The new unit in Tamil Nadu lets them break down knitted fabric to fibers once again. Once the material is carded, it’s spun, and turned into a new material. Given that material was already dyed, Bengs and Pesola argue that it eliminates other wasteful step in manufacturing clothes: dying. Growing cotton and then dying it, just for one shirt, can eat up as much as 2700 liters of water, Bengs says; much of that water is then contaminated. While some dying houses are responsible, using GOTS certified dyes (or non-toxic dyes), not all are. And consequently, that wastewater mixes with local water sources, such as the Tirupur River.

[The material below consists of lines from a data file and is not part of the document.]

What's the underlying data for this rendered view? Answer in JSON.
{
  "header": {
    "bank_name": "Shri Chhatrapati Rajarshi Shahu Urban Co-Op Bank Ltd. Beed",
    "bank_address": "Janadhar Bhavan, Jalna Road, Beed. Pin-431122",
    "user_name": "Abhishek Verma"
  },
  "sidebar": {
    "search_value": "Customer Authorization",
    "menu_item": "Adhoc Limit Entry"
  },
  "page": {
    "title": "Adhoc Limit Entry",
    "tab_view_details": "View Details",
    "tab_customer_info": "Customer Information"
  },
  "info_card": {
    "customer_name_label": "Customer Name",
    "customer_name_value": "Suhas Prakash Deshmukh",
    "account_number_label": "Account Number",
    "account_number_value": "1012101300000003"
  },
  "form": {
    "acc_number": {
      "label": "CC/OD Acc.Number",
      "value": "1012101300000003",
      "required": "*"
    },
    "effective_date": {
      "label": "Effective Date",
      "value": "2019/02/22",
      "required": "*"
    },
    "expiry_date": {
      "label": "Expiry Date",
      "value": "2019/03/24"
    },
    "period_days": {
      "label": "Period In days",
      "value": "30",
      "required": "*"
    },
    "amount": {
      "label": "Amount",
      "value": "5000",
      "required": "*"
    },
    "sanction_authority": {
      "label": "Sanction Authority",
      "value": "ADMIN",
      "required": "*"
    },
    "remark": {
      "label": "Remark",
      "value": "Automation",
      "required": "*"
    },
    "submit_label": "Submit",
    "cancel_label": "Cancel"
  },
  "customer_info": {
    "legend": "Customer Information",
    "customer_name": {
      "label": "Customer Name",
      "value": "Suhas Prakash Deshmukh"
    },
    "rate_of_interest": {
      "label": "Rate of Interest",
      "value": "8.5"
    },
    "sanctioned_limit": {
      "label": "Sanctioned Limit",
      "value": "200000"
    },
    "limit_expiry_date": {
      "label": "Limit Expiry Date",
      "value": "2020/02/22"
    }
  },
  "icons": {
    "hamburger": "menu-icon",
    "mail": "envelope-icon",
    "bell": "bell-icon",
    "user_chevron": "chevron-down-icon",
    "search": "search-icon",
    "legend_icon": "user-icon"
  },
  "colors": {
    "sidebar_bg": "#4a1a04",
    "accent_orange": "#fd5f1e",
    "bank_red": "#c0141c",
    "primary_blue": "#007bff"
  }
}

Pesola says that 95 percent of textile fibers can be recycled. “Not only can it be recycled,” he explains “but it’s actually cheaper, if we work in volume, because we don’t have to go through the dying process.”

By repurposing material and sewing it in proximity, the duo are hoping to make a streamlined manufacturing process that is low on its carbon footprint, cost-effective, and easier to manage. Their Indian business partner runs the sewing unit where the garments can be sewed and finished.

Already, Pure Waste Textiles has developed an annual turnover of 1 million euros. “The first two years has been more about R&D and setting up the production unit,” Bengs clarifies. But now with the plant scheduled to be complete by 2017, the duo are looking at pushing sales. With a team of 10 in Helsinki, 5 in Mumbai, and 200 in Tamil Nadu, recycling is no longer just a passion for Bengs.

The aim with the new unit in India is to produce mass quantities of fabric, made from recycled materials. Companies often ask Pure Waste Textile to produce branded or custom designed apparel using these base fabrics. To date, Pure Waste Textiles has already produced branded designs on their recycled materials for clients such as Slush, one of the largest technology and entrepreneurship conferences in Europe, which takes place every year in Helsinki.